Although Keathley’s brother briefly striped parking lots many years ago, Keathley is a self-taught striper. But, as he learned, he noticed a lack of training resources.
“There isn’t much offered on how to learn to become a pavement markings specialist,” Keathley said. So, he began creating his own library of training videos that are useful to both deaf and hearing people. “The inability to hear is not the disability. It is the lack of access to language and information that is the real disability.”
The videos also improved his own performance. “I used to race motorcycles at the track and watching videos of our body position was critical to learning how to ride faster,” he said. “I applied that same logic to line striping.”
He would tape cameras to his striper and watch the videos over and over, improving each time. “Before I knew it, the videos started being shared and now people often turn to me for advice on how to line stripe.”
Mr. Fix-It
In the summer of 2020, Keathley received a call from a paving company KLS often works with, who asked Keathley to correct a striping project at a 5A high school in Texas that had been performed by another striping company. When Keathley showed up on the job, the prior subcontractor had done such a poor job that the paving company had to sealcoat the lot so KLS could start from square one.
The school had been facing a unique problem. It had a rich football tradition, as well as a competitive marching band. The football team held practice after school on the football field, but the band also needed the field to practice their formations.

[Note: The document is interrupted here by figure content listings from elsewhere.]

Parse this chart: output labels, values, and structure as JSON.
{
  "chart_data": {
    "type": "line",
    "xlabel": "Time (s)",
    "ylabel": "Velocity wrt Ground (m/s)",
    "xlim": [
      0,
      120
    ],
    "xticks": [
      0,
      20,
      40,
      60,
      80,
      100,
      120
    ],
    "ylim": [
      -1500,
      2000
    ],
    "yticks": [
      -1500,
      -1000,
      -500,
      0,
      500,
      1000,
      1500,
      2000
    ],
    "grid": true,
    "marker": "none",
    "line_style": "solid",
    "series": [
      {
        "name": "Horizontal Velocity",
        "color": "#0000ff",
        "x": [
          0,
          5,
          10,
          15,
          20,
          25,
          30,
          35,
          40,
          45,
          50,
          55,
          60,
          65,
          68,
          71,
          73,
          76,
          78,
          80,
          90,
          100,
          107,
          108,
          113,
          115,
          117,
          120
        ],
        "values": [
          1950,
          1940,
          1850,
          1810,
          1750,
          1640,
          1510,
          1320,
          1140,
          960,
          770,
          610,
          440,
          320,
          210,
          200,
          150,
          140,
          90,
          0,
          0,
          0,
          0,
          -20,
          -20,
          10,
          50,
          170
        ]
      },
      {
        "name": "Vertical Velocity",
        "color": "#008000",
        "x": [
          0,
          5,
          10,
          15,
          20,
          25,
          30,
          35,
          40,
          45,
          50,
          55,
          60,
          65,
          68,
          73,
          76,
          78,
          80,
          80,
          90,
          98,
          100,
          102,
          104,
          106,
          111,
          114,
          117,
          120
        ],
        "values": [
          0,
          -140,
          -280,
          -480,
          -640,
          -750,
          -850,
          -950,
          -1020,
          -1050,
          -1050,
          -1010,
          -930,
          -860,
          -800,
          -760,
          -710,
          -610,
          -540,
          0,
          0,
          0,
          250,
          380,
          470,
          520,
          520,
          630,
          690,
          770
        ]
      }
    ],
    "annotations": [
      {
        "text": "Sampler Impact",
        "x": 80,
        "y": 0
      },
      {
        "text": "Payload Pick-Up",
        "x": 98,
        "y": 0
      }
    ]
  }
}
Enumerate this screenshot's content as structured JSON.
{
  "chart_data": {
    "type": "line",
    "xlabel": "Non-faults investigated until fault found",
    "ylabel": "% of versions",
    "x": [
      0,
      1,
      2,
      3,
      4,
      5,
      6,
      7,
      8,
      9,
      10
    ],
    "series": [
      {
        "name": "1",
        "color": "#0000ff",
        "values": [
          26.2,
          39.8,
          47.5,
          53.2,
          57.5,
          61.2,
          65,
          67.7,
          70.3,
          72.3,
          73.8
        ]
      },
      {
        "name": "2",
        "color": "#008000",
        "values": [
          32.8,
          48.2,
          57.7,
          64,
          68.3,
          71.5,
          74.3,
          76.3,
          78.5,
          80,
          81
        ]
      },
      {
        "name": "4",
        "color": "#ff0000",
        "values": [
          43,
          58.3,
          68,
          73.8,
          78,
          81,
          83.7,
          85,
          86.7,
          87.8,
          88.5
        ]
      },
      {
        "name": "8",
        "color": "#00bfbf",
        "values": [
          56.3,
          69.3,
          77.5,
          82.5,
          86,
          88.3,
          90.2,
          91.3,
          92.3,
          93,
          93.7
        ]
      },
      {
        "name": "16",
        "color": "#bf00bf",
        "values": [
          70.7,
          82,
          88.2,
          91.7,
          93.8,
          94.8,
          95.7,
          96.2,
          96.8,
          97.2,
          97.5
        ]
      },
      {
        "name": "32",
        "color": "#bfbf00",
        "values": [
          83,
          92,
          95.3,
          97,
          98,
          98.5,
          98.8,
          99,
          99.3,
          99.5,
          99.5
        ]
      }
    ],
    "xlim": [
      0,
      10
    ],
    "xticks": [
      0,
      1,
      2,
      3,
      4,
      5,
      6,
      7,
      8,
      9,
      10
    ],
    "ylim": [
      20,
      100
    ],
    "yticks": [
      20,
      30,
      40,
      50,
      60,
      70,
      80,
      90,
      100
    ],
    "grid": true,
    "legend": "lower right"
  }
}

The football field was right next to a large parking lot, onto which KLS striped a football field layout. “By day, it was a parking lot for students,” Keathley said. “By night, it was a practice field for the marching band.” It was a job that was easily fumbled by crews lacking KLS’s attention to detail.

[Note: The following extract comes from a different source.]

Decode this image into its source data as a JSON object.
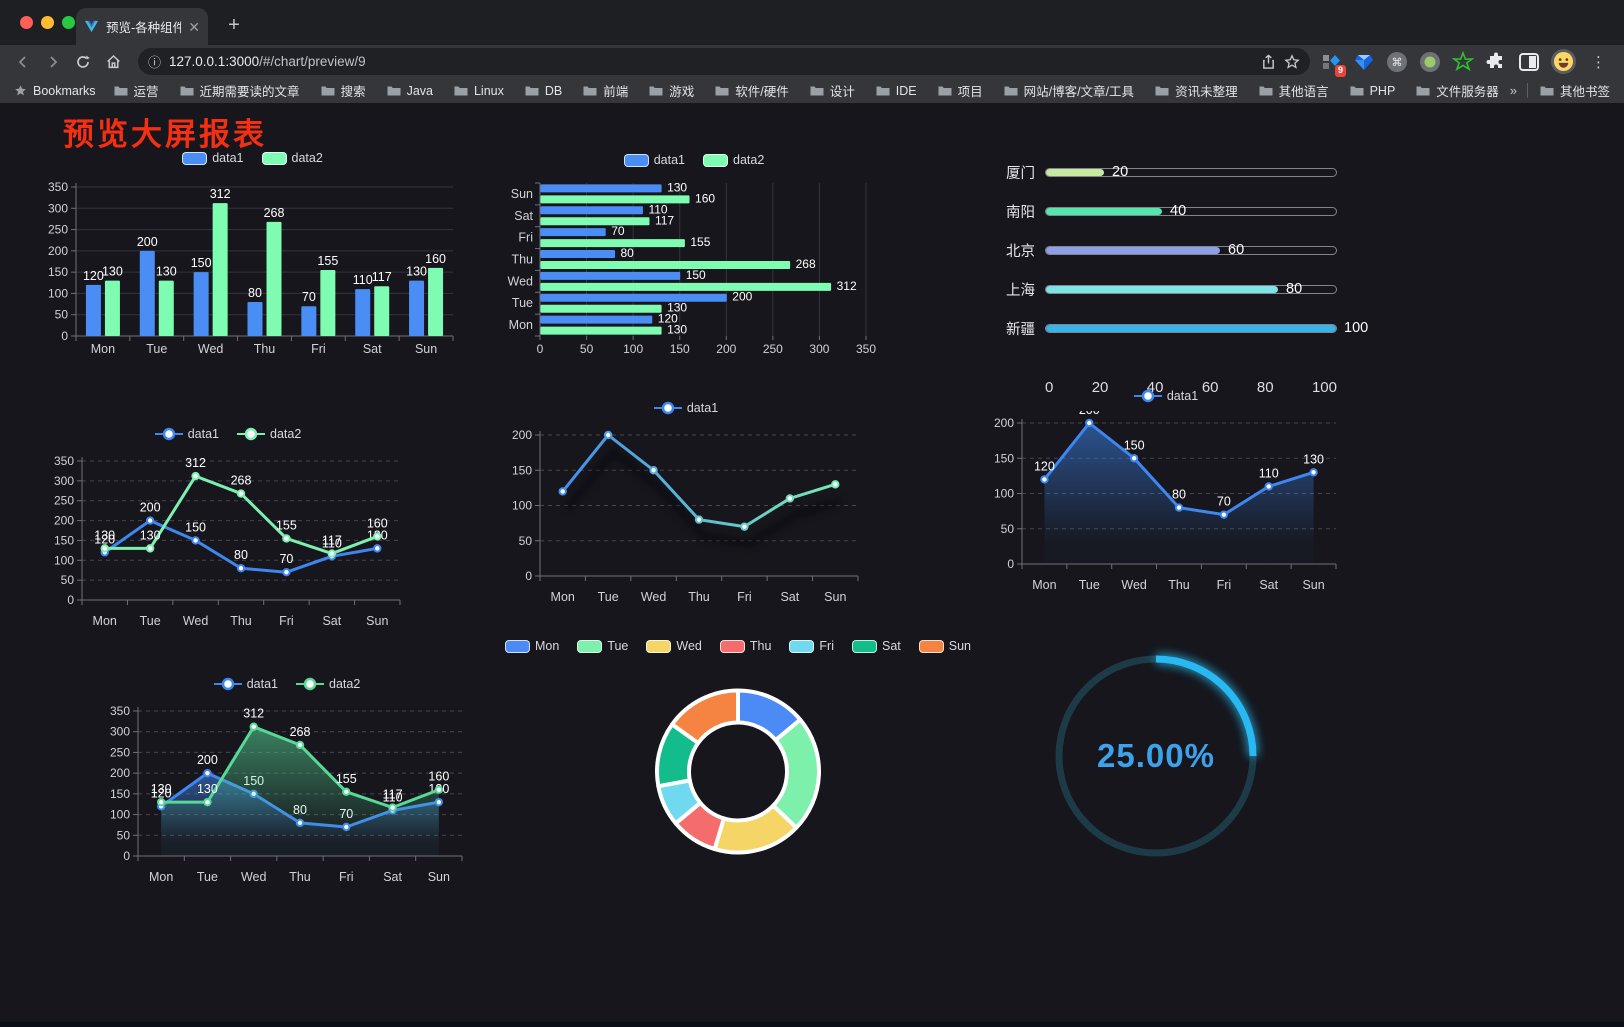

One of the most unique jobs KLS has striped is at a 5A high school in Texas: “By day, it was a parking lot for students,” Keathley said. “By night, it was a practice field for the marching band.”
The job required a lot of thought and planning among Keathley, the school’s grounds keeper and its athletic director. “The biggest obstacle was making sure the lot was up to code after merging the football field grid onto the parking stalls,” Keathley said.
To do so, the crew used yellow paint for the parking stalls and white for the football grid. The fact that the parking lot is used by the same students day after day, who are familiar with the lines, also helps. They also had to take care to ensure that the fire lanes were clear. In total, the job required 120 gallons of paint.
Furthermore, all of this had to be done within a week, before the start of the school year. After pulling through for the school under tight deadlines, KLS maintains an active working relationship with that school district to this day. “The customer was very happy with our work, and it has led to many other opportunities within that school district,” Keathley said.
Although people facing disabilities should not have to prove themselves any more so than others, Keathley has made the most of this circumstance and built a company known and respected for its performance and precision.
“We are professionals in every sense of the word,” Keathley said. “We know what we’re doing. All we ask is that people let us do our jobs.”